The Labour Party laid out the scale of its ambition for energy efficiency across the country today, pledging to “end the scandal of cold homes” in 15 years.
As well as the domestic consumers pledge was a promise of “streamlined” regulations for business energy users and a “long-term strategy” to boost energy saving in non-domestic buildings.
Ahead of the General Election next year, the party released a paper picking on “multiple and often overlapping” demands on firms for information about their energy use.
This is a common complaint from major energy users grappling with EU and UK policy demands.
Criticising the “uneven incentives” this gives to saving energy, the Labour paper points out the carbon tax or CRC, the new mandatory energy audits called ESOS, mandatory greenhouse gas reporting, energy performance certificates, Display Energy Certificates which covers all public buildings of more than 500m2, as well as plans for non-domestic smart metering from 2020.
Some businesses who have called on government to scrap all these different policies and give them one may see a glimmer of hope in the party’s Green Paper.
In it, Labour said it will consult on moving to a “single, easily enforceable and comparable source of information for the majority of businesses”.
The Coalition’s Energy Secretary Ed Davey recently sidestepped a question about merging ESOS, GHG reporting and the CRC at the Energy Live 2014 conference last week, by suggesting they push businesses out of inaction and towards energy efficiency.
On the home front
Meanwhile on the household front, Labour’s paper pledged to offer:
– half a million “personalised” home energy reports a year offering tips on insulation;
– free energy efficient improvements for 200,000 households in or at risk of fuel poverty a year;
– interest free loans for up to one million households to cover the costs of energy efficiency improvements during the next Parliament.

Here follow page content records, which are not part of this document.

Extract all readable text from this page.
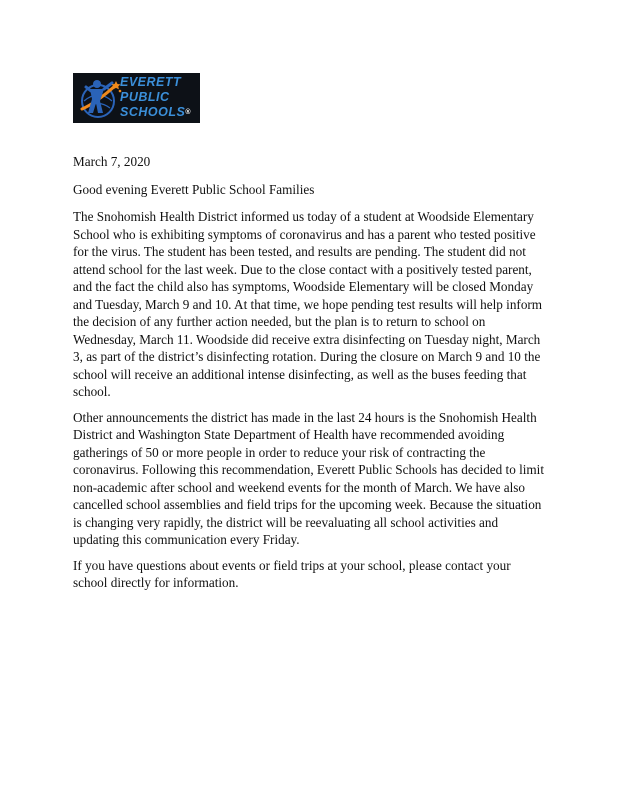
EVERETT
PUBLIC
SCHOOLS®

March 7, 2020

Good evening Everett Public School Families

The Snohomish Health District informed us today of a student at Woodside Elementary School who is exhibiting symptoms of coronavirus and has a parent who tested positive for the virus. The student has been tested, and results are pending. The student did not attend school for the last week. Due to the close contact with a positively tested parent, and the fact the child also has symptoms, Woodside Elementary will be closed Monday and Tuesday, March 9 and 10. At that time, we hope pending test results will help inform the decision of any further action needed, but the plan is to return to school on Wednesday, March 11. Woodside did receive extra disinfecting on Tuesday night, March 3, as part of the district’s disinfecting rotation. During the closure on March 9 and 10 the school will receive an additional intense disinfecting, as well as the buses feeding that school.

Other announcements the district has made in the last 24 hours is the Snohomish Health District and Washington State Department of Health have recommended avoiding gatherings of 50 or more people in order to reduce your risk of contracting the coronavirus. Following this recommendation, Everett Public Schools has decided to limit non-academic after school and weekend events for the month of March. We have also cancelled school assemblies and field trips for the upcoming week. Because the situation is changing very rapidly, the district will be reevaluating all school activities and updating this communication every Friday.

If you have questions about events or field trips at your school, please contact your school directly for information.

Labour also promised to designate energy efficiency a national infrastructure priority if it wins the next election under the proposed National Infrastructure Commission.
Shadow Energy Secretary Caroline Flint bashed the Tories’ “failing plan”, adding: “Labour has already set out radical plans to freeze energy prices until 2017, saving the average household £120 and fix the energy market for the future, with a tough new regulator to curb rip-off bills.
“But one of the main reasons our energy bills are so high is that our homes are some of the least energy efficient in Europe – leaking heat from their roofs, walls and windows.”
Energy suppliers aren’t convinced by plans for a price freeze, while the Government disputes the need for a new regulator.